Hacker News new | ask | show | jobs
by harveywi 3434 days ago
Thanks for volunteering to answer some questions.

1. What is the (maximum) range of read lengths that modern gene sequencers can produce? Any timeline on when those read lengths will increase substantially?

2. How do bioinformatics people contend with repetitive genomic regions?

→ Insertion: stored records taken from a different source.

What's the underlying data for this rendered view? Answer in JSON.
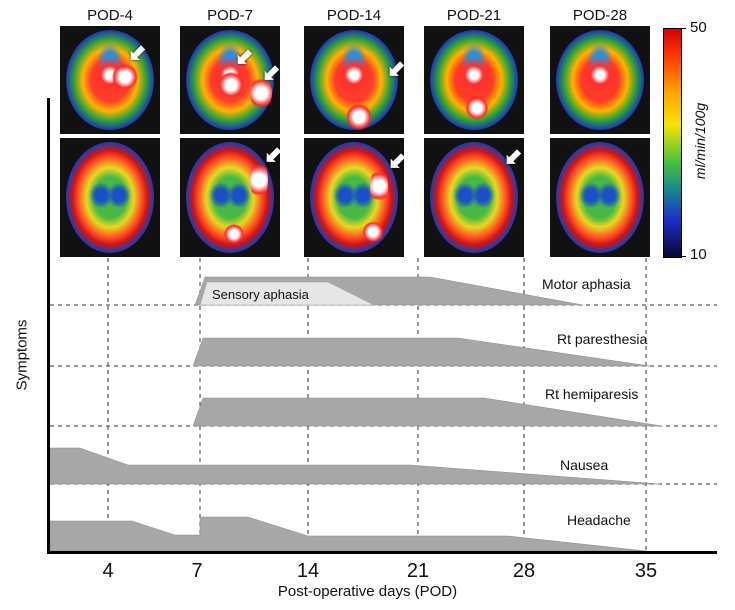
{
  "scans": [
    {
      "label": "POD-4"
    },
    {
      "label": "POD-7"
    },
    {
      "label": "POD-14"
    },
    {
      "label": "POD-21"
    },
    {
      "label": "POD-28"
    }
  ],
  "colorbar": {
    "max": "50",
    "min": "10",
    "unit": "ml/min/100g"
  },
  "symptoms_axis_label": "Symptoms",
  "x_axis": {
    "label": "Post-operative days (POD)",
    "ticks": [
      "4",
      "7",
      "14",
      "21",
      "28",
      "35"
    ]
  },
  "symptoms": [
    {
      "name": "Motor aphasia"
    },
    {
      "name": "Sensory aphasia"
    },
    {
      "name": "Rt paresthesia"
    },
    {
      "name": "Rt hemiparesis"
    },
    {
      "name": "Nausea"
    },
    {
      "name": "Headache"
    }
  ],
  "colors": {
    "bar_fill": "#a7a7a7",
    "sensory_fill": "#e6e6e6",
    "axis": "#000000"
  }
}
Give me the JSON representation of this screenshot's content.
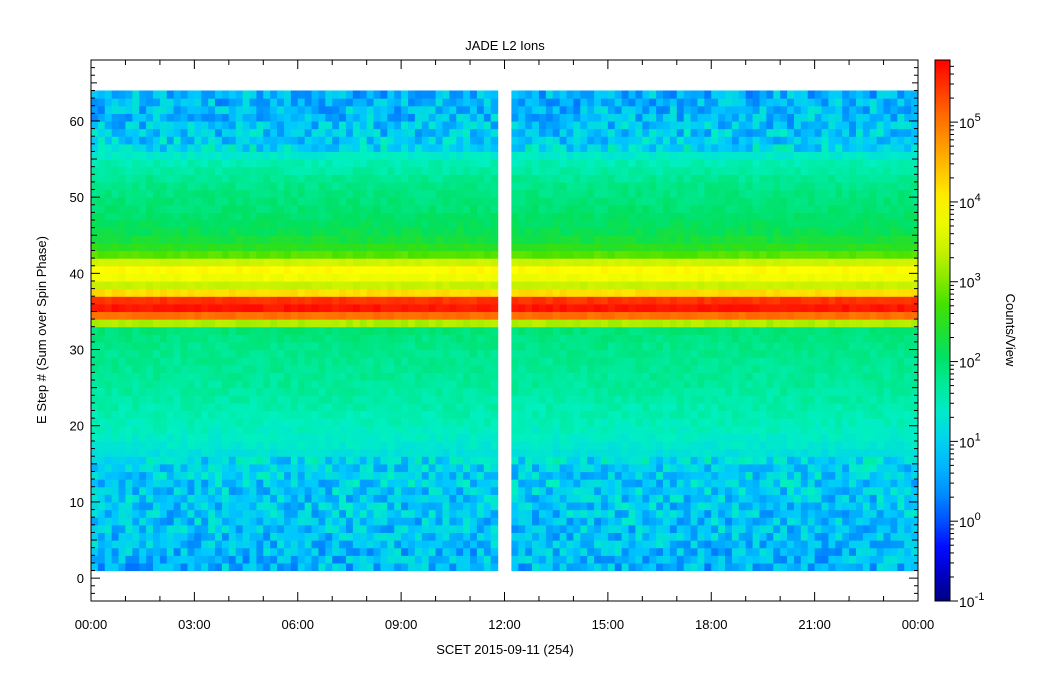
{
  "chart_data": {
    "type": "heatmap",
    "title": "JADE L2 Ions",
    "xlabel": "SCET 2015-09-11 (254)",
    "ylabel": "E Step # (Sum over Spin Phase)",
    "colorbar_label": "Counts/View",
    "x_range": [
      "00:00",
      "24:00"
    ],
    "x_tick_labels": [
      "00:00",
      "03:00",
      "06:00",
      "09:00",
      "12:00",
      "15:00",
      "18:00",
      "21:00",
      "00:00"
    ],
    "x_tick_hours": [
      0,
      3,
      6,
      9,
      12,
      15,
      18,
      21,
      24
    ],
    "ylim": [
      -3,
      68
    ],
    "y_ticks": [
      0,
      10,
      20,
      30,
      40,
      50,
      60
    ],
    "y_tick_labels": [
      "0",
      "10",
      "20",
      "30",
      "40",
      "50",
      "60"
    ],
    "data_y_range": [
      1,
      64
    ],
    "data_gaps_hours": [
      [
        11.85,
        12.15
      ]
    ],
    "color_scale": "log",
    "color_range": [
      0.1,
      600000
    ],
    "colorbar_ticks": [
      {
        "base": "10",
        "exp": "-1",
        "value": 0.1
      },
      {
        "base": "10",
        "exp": "0",
        "value": 1
      },
      {
        "base": "10",
        "exp": "1",
        "value": 10
      },
      {
        "base": "10",
        "exp": "2",
        "value": 100
      },
      {
        "base": "10",
        "exp": "3",
        "value": 1000
      },
      {
        "base": "10",
        "exp": "4",
        "value": 10000
      },
      {
        "base": "10",
        "exp": "5",
        "value": 100000
      }
    ],
    "colormap": [
      "#000080",
      "#0000ff",
      "#0080ff",
      "#00c8ff",
      "#00f0c0",
      "#00e060",
      "#40e000",
      "#c0f000",
      "#ffff00",
      "#ffb000",
      "#ff6000",
      "#ff0000"
    ],
    "energy_profile_log10": [
      [
        1,
        0.7
      ],
      [
        5,
        0.8
      ],
      [
        10,
        0.9
      ],
      [
        15,
        1.0
      ],
      [
        17,
        1.3
      ],
      [
        20,
        1.5
      ],
      [
        25,
        1.7
      ],
      [
        30,
        1.8
      ],
      [
        33,
        1.95
      ],
      [
        34,
        4.5
      ],
      [
        35,
        5.6
      ],
      [
        36,
        5.7
      ],
      [
        37,
        5.2
      ],
      [
        38,
        3.2
      ],
      [
        39,
        3.6
      ],
      [
        40,
        4.0
      ],
      [
        41,
        3.9
      ],
      [
        42,
        3.0
      ],
      [
        43,
        2.6
      ],
      [
        45,
        2.2
      ],
      [
        48,
        2.0
      ],
      [
        52,
        1.8
      ],
      [
        55,
        1.5
      ],
      [
        57,
        1.0
      ],
      [
        60,
        0.8
      ],
      [
        64,
        0.7
      ]
    ]
  }
}
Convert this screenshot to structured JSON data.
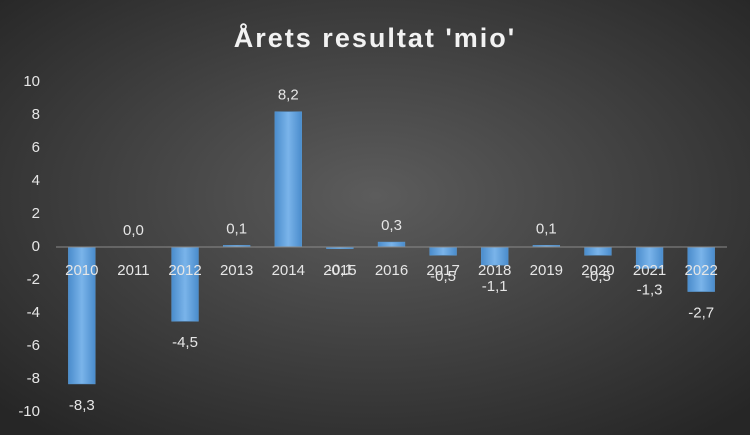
{
  "chart_data": {
    "type": "bar",
    "title": "Årets resultat 'mio'",
    "categories": [
      "2010",
      "2011",
      "2012",
      "2013",
      "2014",
      "2015",
      "2016",
      "2017",
      "2018",
      "2019",
      "2020",
      "2021",
      "2022"
    ],
    "values": [
      -8.3,
      0.0,
      -4.5,
      0.1,
      8.2,
      -0.1,
      0.3,
      -0.5,
      -1.1,
      0.1,
      -0.5,
      -1.3,
      -2.7
    ],
    "value_labels": [
      "-8,3",
      "0,0",
      "-4,5",
      "0,1",
      "8,2",
      "-0,1",
      "0,3",
      "-0,5",
      "-1,1",
      "0,1",
      "-0,5",
      "-1,3",
      "-2,7"
    ],
    "color": "#5b9bd5",
    "ylim": [
      -10,
      10
    ],
    "yticks": [
      -10,
      -8,
      -6,
      -4,
      -2,
      0,
      2,
      4,
      6,
      8,
      10
    ],
    "grid": false
  }
}
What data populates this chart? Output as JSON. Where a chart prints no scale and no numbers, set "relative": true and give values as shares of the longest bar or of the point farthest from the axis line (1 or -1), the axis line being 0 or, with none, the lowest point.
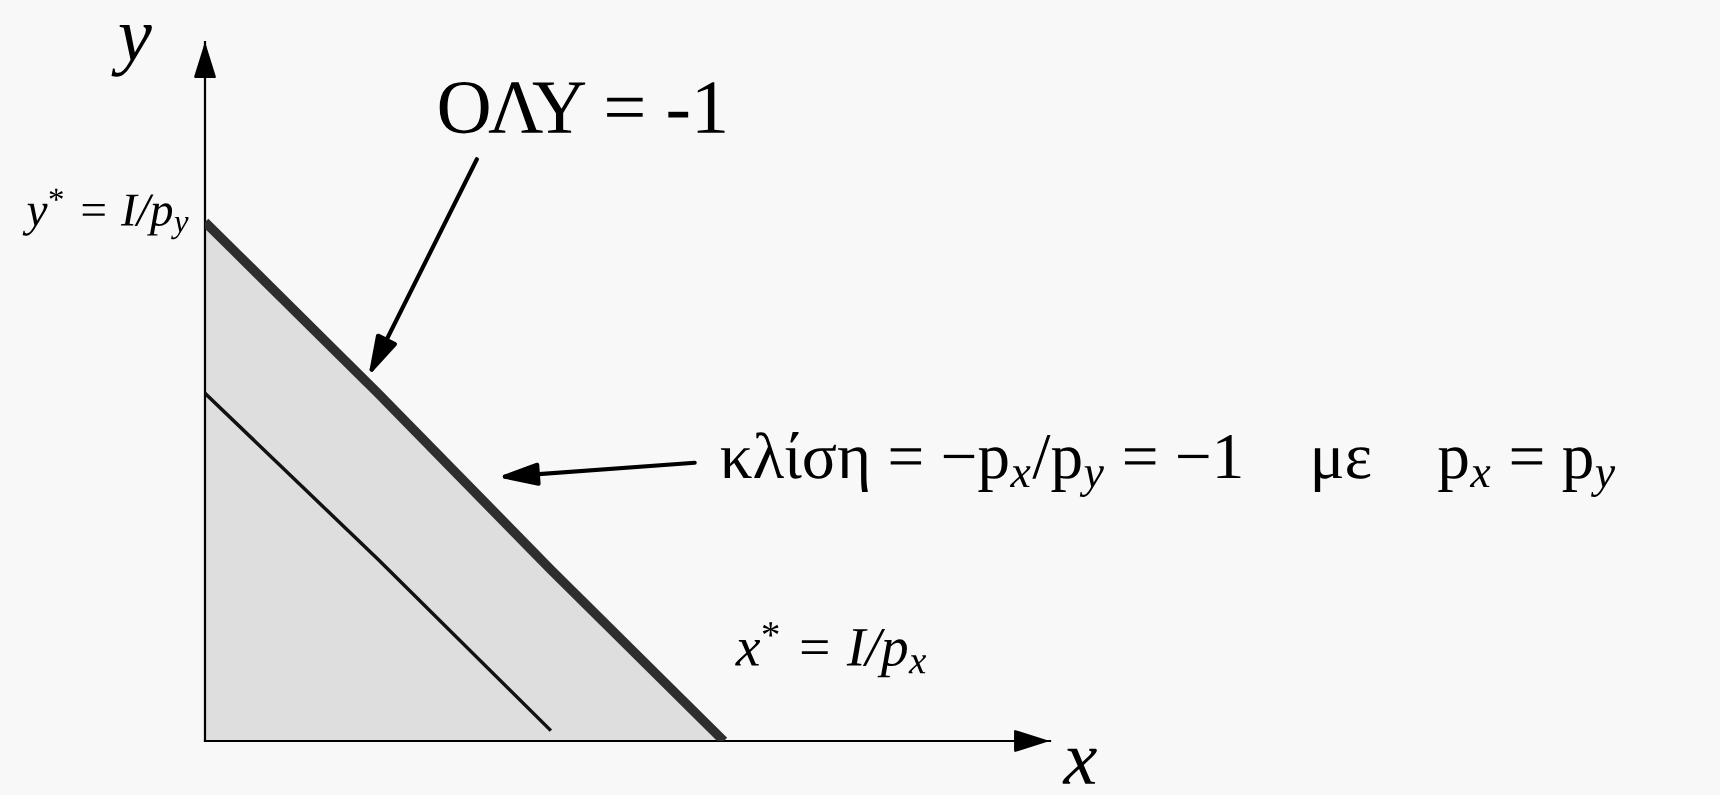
{
  "chart_data": {
    "type": "line",
    "relative": true,
    "xlabel": "x",
    "ylabel": "y",
    "categories": [
      null,
      null,
      null,
      null
    ],
    "series": [
      {
        "type": "area",
        "color": "#2e2e2e",
        "values": [
          1,
          0.67,
          0.33,
          0
        ]
      },
      {
        "color": "#111111",
        "values": [
          0.67,
          0.35,
          0.02,
          null
        ]
      }
    ],
    "annotations": [
      "ΟΛΥ = -1",
      "κλίση = −p$_{x}$/p$_{y}$ = −1    με    p$_{x}$ = p$_{y}$",
      "x$^{*}$ = I/p$_{x}$",
      "y$^{*}$ = I/p$_{y}$"
    ]
  }
}
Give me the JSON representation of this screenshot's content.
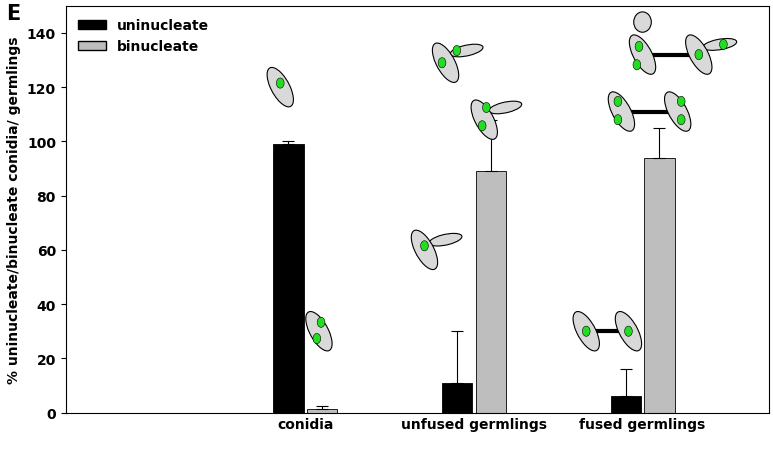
{
  "chart_data": {
    "type": "bar",
    "title": "E",
    "ylabel": "% uninucleate/binucleate conidia/ germlings",
    "categories": [
      "conidia",
      "unfused germlings",
      "fused germlings"
    ],
    "series": [
      {
        "name": "uninucleate",
        "color": "#000000",
        "values": [
          99,
          11,
          6
        ],
        "errors": [
          1,
          19,
          10
        ]
      },
      {
        "name": "binucleate",
        "color": "#bebebe",
        "values": [
          1.5,
          89,
          94
        ],
        "errors": [
          1,
          19,
          11
        ]
      }
    ],
    "ylim": [
      0,
      150
    ],
    "yticks": [
      0,
      20,
      40,
      60,
      80,
      100,
      120,
      140
    ],
    "legend": "upper left",
    "grid": false
  }
}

3. Are there any differences in how gene sequencing technology works on DNA from different species? For example, does an approach that works on humans (e.g. gene sequence alignment or de novo assembly) work on something like wheat?

1 comments

1. Depends on the technology. On Illumina (cheapest tech and highest throughput), you get the first and last 125 bases of smallish DNA molecules with an acceptable error rate. Pacific Biosciences (lower throughput and more expensive) gives you up to 40.000 bases with a rather horrible error rate.

2. They fail epically. There is nothing you can do computationally. With paired end reads (two reads at an approximately known distance), you still can't assemble repetitive regions, but you can get the contigs around the repeat in the right order.

3. Definitely, but I don't know the details. Plants are often more difficult than animals; they have bigger genomes and often have multiple chromosome sets. Assembly of a wheat genome is more difficult than assembly of the human genome---and I'd argue even the latter isn't actually a solved problem.